I couldn’t believe him, not yet, but more questions came. “Why?” I breathed.

“To give our people freedom. To give them the world.” Lirr pointed to the windows and the realm beyond. “I’ve been doing so since your mother left me, but the ships I take, the figureheads I burn—they’re a drop in the sea. Beyond the Stormwall, a thousand of our siblings are trapped, locked in the ice, forgotten and asleep. So I have brought them new hosts. New bodies to take them south in power and liberty. My crew. My prisoners.”

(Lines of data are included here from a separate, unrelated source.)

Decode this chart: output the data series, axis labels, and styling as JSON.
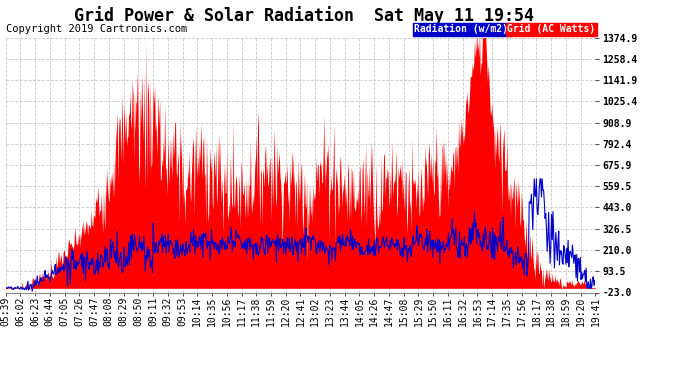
{
  "title": "Grid Power & Solar Radiation  Sat May 11 19:54",
  "copyright": "Copyright 2019 Cartronics.com",
  "legend_radiation": "Radiation (w/m2)",
  "legend_grid": "Grid (AC Watts)",
  "yticks": [
    -23.0,
    93.5,
    210.0,
    326.5,
    443.0,
    559.5,
    675.9,
    792.4,
    908.9,
    1025.4,
    1141.9,
    1258.4,
    1374.9
  ],
  "xtick_labels": [
    "05:39",
    "06:02",
    "06:23",
    "06:44",
    "07:05",
    "07:26",
    "07:47",
    "08:08",
    "08:29",
    "08:50",
    "09:11",
    "09:32",
    "09:53",
    "10:14",
    "10:35",
    "10:56",
    "11:17",
    "11:38",
    "11:59",
    "12:20",
    "12:41",
    "13:02",
    "13:23",
    "13:44",
    "14:05",
    "14:26",
    "14:47",
    "15:08",
    "15:29",
    "15:50",
    "16:11",
    "16:32",
    "16:53",
    "17:14",
    "17:35",
    "17:56",
    "18:17",
    "18:38",
    "18:59",
    "19:20",
    "19:41"
  ],
  "ymin": -23.0,
  "ymax": 1374.9,
  "bg_color": "#ffffff",
  "plot_bg_color": "#ffffff",
  "grid_color": "#c8c8c8",
  "radiation_fill_color": "#ff0000",
  "radiation_line_color": "#ff0000",
  "grid_line_color": "#0000cc",
  "title_fontsize": 12,
  "tick_fontsize": 7,
  "copyright_fontsize": 7.5
}
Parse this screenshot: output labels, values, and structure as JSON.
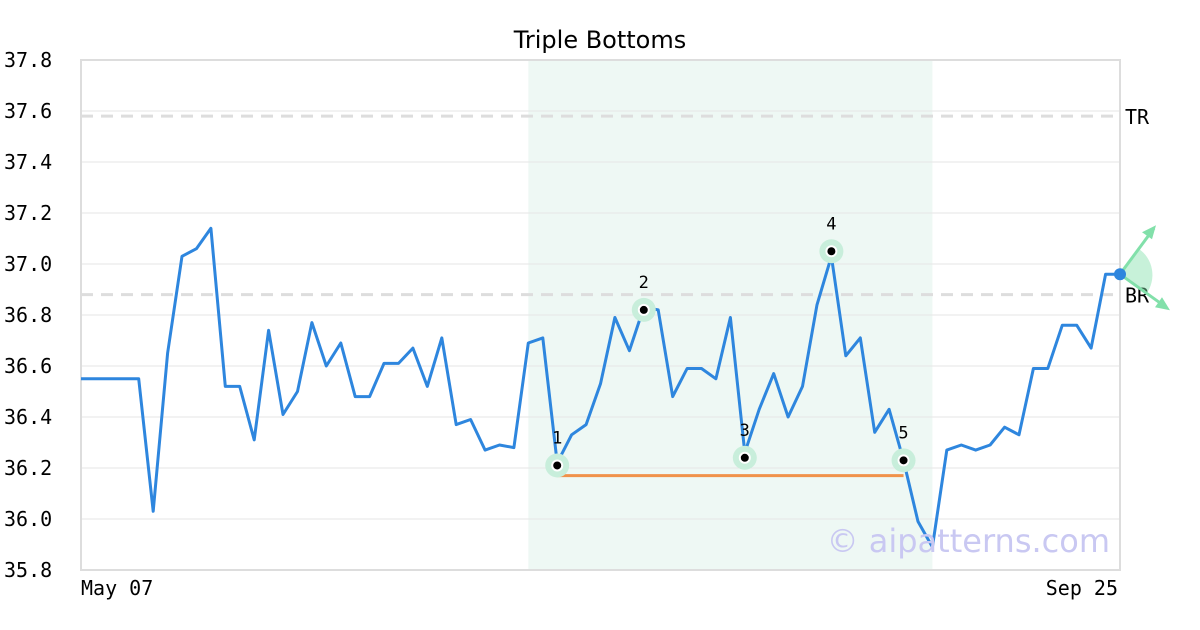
{
  "chart_data": {
    "type": "line",
    "title": "Triple Bottoms",
    "xlabel": "",
    "ylabel": "",
    "ylim": [
      35.8,
      37.8
    ],
    "yticks": [
      "35.8",
      "36.0",
      "36.2",
      "36.4",
      "36.6",
      "36.8",
      "37.0",
      "37.2",
      "37.4",
      "37.6",
      "37.8"
    ],
    "xtick_labels": [
      "May 07",
      "Sep 25"
    ],
    "grid": true,
    "series": [
      {
        "color": "#2e86de",
        "values": [
          36.55,
          36.55,
          36.55,
          36.55,
          36.55,
          36.03,
          36.65,
          37.03,
          37.06,
          37.14,
          36.52,
          36.52,
          36.31,
          36.74,
          36.41,
          36.5,
          36.77,
          36.6,
          36.69,
          36.48,
          36.48,
          36.61,
          36.61,
          36.67,
          36.52,
          36.71,
          36.37,
          36.39,
          36.27,
          36.29,
          36.28,
          36.69,
          36.71,
          36.22,
          36.33,
          36.37,
          36.53,
          36.79,
          36.66,
          36.83,
          36.82,
          36.48,
          36.59,
          36.59,
          36.55,
          36.79,
          36.26,
          36.43,
          36.57,
          36.4,
          36.52,
          36.84,
          37.03,
          36.64,
          36.71,
          36.34,
          36.43,
          36.23,
          35.99,
          35.89,
          36.27,
          36.29,
          36.27,
          36.29,
          36.36,
          36.33,
          36.59,
          36.59,
          36.76,
          36.76,
          36.67,
          36.96,
          36.96
        ]
      }
    ],
    "levels": [
      {
        "label": "TR",
        "value": 37.58
      },
      {
        "label": "BR",
        "value": 36.88
      }
    ],
    "pattern_region": {
      "start_index": 31,
      "end_index": 59,
      "color": "#eef8f4"
    },
    "support_line": {
      "start_index": 33,
      "end_index": 57,
      "value": 36.17,
      "color": "#f0924a"
    },
    "points": [
      {
        "label": "1",
        "index": 33,
        "value": 36.21
      },
      {
        "label": "2",
        "index": 39,
        "value": 36.82
      },
      {
        "label": "3",
        "index": 46,
        "value": 36.24
      },
      {
        "label": "4",
        "index": 52,
        "value": 37.05
      },
      {
        "label": "5",
        "index": 57,
        "value": 36.23
      }
    ],
    "breakout": {
      "index": 72,
      "value": 36.96,
      "color": "#2e86de"
    },
    "direction_color": "#82e0aa",
    "watermark": "© aipatterns.com"
  }
}
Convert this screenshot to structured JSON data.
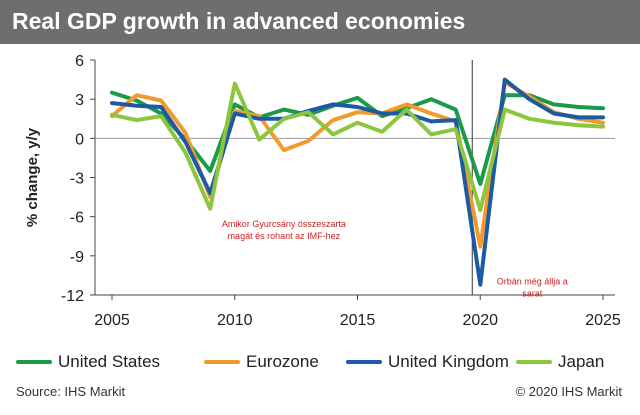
{
  "header": {
    "title": "Real GDP growth in advanced economies"
  },
  "chart_data": {
    "type": "line",
    "title": "Real GDP growth in advanced economies",
    "xlabel": "",
    "ylabel": "% change, y/y",
    "xlim": [
      2005,
      2025
    ],
    "ylim": [
      -12,
      6
    ],
    "x_ticks": [
      2005,
      2010,
      2015,
      2020,
      2025
    ],
    "y_ticks": [
      6,
      3,
      0,
      -3,
      -6,
      -9,
      -12
    ],
    "legend_position": "bottom",
    "grid": false,
    "series": [
      {
        "name": "United States",
        "color": "#1a9a4a",
        "x": [
          2005,
          2006,
          2007,
          2008,
          2009,
          2010,
          2011,
          2012,
          2013,
          2014,
          2015,
          2016,
          2017,
          2018,
          2019,
          2020,
          2021,
          2022,
          2023,
          2024,
          2025
        ],
        "values": [
          3.5,
          2.9,
          1.9,
          -0.1,
          -2.5,
          2.6,
          1.6,
          2.2,
          1.8,
          2.5,
          3.1,
          1.7,
          2.3,
          3.0,
          2.2,
          -3.5,
          3.3,
          3.3,
          2.6,
          2.4,
          2.3
        ]
      },
      {
        "name": "Eurozone",
        "color": "#f29a2e",
        "x": [
          2005,
          2006,
          2007,
          2008,
          2009,
          2010,
          2011,
          2012,
          2013,
          2014,
          2015,
          2016,
          2017,
          2018,
          2019,
          2020,
          2021,
          2022,
          2023,
          2024,
          2025
        ],
        "values": [
          1.7,
          3.3,
          2.9,
          0.4,
          -4.5,
          2.1,
          1.7,
          -0.9,
          -0.2,
          1.4,
          2.0,
          1.9,
          2.6,
          1.9,
          1.3,
          -8.3,
          4.3,
          3.2,
          2.0,
          1.5,
          1.2
        ]
      },
      {
        "name": "United Kingdom",
        "color": "#1d5aa3",
        "x": [
          2005,
          2006,
          2007,
          2008,
          2009,
          2010,
          2011,
          2012,
          2013,
          2014,
          2015,
          2016,
          2017,
          2018,
          2019,
          2020,
          2021,
          2022,
          2023,
          2024,
          2025
        ],
        "values": [
          2.7,
          2.5,
          2.4,
          -0.3,
          -4.2,
          1.9,
          1.5,
          1.5,
          2.1,
          2.6,
          2.4,
          1.9,
          1.9,
          1.3,
          1.4,
          -11.2,
          4.5,
          3.0,
          1.9,
          1.6,
          1.6
        ]
      },
      {
        "name": "Japan",
        "color": "#8cc63f",
        "x": [
          2005,
          2006,
          2007,
          2008,
          2009,
          2010,
          2011,
          2012,
          2013,
          2014,
          2015,
          2016,
          2017,
          2018,
          2019,
          2020,
          2021,
          2022,
          2023,
          2024,
          2025
        ],
        "values": [
          1.8,
          1.4,
          1.7,
          -1.1,
          -5.4,
          4.2,
          -0.1,
          1.5,
          2.0,
          0.3,
          1.2,
          0.5,
          2.2,
          0.3,
          0.7,
          -5.5,
          2.2,
          1.5,
          1.2,
          1.0,
          0.9
        ]
      }
    ],
    "annotations": [
      {
        "text": [
          "Amikor Gyurcsány összeszarta",
          "magát és rohant az IMF-hez"
        ],
        "x": 2012,
        "y": -6.8,
        "color": "#cc1f1f"
      },
      {
        "text": [
          "Orbán még állja a",
          "sarat"
        ],
        "x": 2022,
        "y": -11.2,
        "color": "#cc1f1f"
      }
    ]
  },
  "footer": {
    "source": "Source: IHS Markit",
    "copyright": "© 2020 IHS Markit"
  }
}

Cold wind was in my marrow now, freezing and cracking me from the inside out. Lirr was bringing hosts for the trapped ghistings, human beings who he intended to stab and bind to an indescribable fate. Did his crew understand what he was doing? Or was Lirr’s Magni power compelling them? The prisoners in the hold certainly were not willing participants.

“More hosts will come, with the pirate hunters,” Lirr continued as if he followed my thoughts, his voice all satisfaction and reverie. “Then our people will be free.”

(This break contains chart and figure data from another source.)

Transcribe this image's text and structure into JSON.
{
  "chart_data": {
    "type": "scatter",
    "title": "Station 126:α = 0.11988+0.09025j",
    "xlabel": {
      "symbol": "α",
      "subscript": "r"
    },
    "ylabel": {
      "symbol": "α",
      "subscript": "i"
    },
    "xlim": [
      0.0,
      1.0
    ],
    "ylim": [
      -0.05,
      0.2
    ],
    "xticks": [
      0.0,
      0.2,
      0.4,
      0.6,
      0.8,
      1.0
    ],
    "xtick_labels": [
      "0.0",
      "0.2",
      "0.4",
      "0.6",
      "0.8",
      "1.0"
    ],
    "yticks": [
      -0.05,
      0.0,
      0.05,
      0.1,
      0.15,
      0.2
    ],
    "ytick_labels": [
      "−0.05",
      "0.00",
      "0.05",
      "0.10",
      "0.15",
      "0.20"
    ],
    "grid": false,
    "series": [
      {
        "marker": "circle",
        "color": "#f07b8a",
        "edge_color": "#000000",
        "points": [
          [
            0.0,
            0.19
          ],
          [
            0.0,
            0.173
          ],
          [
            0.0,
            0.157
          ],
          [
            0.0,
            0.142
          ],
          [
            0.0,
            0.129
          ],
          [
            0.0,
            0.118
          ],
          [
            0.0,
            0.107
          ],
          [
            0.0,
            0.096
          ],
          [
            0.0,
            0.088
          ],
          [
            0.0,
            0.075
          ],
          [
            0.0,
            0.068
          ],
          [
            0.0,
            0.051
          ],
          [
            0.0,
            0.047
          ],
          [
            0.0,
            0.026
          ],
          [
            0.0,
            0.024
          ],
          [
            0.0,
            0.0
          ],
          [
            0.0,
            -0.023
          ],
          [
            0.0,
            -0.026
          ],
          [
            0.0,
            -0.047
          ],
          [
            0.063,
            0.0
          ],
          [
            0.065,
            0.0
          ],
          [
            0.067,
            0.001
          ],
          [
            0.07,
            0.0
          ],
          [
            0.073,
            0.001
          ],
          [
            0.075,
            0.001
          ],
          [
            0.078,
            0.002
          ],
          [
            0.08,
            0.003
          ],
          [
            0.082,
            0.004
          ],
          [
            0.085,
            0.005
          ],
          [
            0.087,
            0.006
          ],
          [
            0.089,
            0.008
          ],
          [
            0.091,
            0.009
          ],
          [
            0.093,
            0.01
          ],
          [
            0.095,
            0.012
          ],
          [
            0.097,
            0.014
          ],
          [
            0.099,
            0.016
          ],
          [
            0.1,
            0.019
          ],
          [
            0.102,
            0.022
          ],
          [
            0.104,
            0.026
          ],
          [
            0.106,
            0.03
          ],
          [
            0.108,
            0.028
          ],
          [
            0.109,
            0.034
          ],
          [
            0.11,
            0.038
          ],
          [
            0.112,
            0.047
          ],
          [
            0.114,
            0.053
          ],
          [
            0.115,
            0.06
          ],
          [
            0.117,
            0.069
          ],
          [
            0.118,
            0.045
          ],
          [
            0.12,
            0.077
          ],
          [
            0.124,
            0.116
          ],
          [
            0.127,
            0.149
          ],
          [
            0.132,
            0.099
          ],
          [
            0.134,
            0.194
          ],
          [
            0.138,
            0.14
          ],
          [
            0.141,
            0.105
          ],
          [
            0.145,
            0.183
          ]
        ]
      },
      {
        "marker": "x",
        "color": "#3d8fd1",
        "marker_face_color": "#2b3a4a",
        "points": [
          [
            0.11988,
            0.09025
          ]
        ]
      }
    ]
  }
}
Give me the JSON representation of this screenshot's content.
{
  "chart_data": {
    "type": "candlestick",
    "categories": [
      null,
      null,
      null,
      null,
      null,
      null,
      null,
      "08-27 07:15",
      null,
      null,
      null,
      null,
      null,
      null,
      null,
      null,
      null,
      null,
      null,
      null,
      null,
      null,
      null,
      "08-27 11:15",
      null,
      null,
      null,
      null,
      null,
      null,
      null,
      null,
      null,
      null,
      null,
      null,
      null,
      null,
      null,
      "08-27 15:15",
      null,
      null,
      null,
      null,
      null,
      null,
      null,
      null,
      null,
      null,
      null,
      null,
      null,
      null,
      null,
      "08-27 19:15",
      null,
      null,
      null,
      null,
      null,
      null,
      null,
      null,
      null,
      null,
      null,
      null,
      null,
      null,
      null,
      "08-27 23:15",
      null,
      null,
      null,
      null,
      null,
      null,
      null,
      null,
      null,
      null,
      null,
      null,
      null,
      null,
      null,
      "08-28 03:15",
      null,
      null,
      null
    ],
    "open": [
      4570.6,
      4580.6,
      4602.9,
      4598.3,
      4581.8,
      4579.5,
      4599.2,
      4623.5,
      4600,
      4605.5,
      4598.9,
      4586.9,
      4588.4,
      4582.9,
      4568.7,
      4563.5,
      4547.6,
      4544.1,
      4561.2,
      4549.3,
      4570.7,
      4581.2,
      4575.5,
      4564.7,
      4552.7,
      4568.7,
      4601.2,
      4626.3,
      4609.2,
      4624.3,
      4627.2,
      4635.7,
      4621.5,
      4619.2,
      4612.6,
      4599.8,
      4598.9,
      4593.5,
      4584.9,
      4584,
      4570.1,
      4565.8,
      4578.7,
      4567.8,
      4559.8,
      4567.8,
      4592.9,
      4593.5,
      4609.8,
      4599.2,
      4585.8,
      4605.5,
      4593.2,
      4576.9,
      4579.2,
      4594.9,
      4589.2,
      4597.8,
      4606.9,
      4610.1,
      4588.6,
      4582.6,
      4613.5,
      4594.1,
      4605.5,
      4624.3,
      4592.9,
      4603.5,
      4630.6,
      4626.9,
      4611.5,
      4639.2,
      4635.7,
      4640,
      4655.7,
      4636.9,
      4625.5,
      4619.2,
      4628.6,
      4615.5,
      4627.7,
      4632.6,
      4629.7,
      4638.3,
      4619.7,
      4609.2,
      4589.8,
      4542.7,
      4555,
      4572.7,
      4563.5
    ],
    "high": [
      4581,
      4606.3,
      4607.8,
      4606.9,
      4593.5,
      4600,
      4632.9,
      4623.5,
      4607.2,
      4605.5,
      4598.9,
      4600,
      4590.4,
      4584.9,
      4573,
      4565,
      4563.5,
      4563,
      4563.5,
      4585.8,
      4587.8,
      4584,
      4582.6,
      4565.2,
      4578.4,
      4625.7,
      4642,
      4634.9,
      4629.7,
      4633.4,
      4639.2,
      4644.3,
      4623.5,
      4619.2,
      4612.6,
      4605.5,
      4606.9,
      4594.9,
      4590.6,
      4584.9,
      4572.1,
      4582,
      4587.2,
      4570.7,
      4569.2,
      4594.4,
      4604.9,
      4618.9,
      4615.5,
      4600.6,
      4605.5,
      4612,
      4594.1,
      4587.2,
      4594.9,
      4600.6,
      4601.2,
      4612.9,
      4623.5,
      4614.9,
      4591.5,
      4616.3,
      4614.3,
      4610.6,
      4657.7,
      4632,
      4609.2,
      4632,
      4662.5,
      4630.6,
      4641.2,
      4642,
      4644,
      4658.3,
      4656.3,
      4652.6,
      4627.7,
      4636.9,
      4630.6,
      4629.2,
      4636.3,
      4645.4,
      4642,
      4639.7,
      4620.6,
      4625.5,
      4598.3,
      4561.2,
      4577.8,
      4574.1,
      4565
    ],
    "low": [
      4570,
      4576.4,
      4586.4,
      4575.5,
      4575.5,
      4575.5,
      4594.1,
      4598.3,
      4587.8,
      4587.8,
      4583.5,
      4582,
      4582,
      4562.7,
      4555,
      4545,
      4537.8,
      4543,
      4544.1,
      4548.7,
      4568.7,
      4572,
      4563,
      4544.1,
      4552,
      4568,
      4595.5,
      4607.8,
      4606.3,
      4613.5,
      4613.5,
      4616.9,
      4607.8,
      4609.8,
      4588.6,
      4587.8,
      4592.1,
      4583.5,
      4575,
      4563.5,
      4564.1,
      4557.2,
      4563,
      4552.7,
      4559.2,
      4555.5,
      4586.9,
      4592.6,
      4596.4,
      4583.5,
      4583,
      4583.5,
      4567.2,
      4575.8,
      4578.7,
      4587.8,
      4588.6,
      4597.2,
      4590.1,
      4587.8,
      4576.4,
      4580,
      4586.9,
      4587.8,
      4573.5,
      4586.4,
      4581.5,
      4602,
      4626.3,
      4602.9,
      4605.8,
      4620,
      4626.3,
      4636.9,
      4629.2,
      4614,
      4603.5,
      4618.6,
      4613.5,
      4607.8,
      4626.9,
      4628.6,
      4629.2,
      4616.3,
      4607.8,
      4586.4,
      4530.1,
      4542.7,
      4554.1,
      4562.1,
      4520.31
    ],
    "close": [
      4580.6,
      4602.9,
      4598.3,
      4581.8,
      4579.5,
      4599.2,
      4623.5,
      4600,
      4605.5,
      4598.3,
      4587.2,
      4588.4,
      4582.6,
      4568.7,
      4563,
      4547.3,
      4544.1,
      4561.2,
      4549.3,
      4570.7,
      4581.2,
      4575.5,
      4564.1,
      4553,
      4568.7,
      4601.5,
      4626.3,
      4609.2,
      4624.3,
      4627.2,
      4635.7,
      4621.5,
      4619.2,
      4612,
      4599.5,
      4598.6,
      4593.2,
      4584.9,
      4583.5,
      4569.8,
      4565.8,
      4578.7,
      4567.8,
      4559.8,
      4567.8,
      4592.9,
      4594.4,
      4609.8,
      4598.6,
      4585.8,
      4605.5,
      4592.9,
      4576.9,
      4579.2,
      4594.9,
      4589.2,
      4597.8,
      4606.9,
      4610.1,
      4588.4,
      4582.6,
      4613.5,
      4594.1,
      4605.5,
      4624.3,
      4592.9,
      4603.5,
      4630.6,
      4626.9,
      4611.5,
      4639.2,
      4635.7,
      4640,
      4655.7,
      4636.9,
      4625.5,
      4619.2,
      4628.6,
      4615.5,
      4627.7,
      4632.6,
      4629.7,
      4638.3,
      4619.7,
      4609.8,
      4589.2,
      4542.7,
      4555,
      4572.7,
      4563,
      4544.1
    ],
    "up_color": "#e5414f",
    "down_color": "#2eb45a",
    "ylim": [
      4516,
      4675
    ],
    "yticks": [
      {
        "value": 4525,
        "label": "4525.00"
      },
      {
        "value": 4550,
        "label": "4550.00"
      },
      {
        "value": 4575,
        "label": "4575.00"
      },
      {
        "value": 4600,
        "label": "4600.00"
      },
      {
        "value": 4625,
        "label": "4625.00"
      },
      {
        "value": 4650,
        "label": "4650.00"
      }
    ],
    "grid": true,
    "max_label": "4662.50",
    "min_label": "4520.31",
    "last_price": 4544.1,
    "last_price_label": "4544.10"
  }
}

I felt truly gaunt now, weak and dizzy. He meant Demery and his crew. Samuel, and his. Athe. Widderow.

“You’re going to kill them?” I hissed.

“I will free them,” Lirr corrected. He smiled at me, a smile so sincere and affectionate that I recoiled. “But I cannot do it without you and Tane.”

My body broke. Before I realized I was moving I tore from my mother, bolted for the cabin door and slammed into the passageway beyond.

Boots thundering on wood. A ladder. I pounded up it and threw aside a hatch, knowing there was nowhere to go and not caring. I had to put distance between myself and Lirr and the shell of my mother.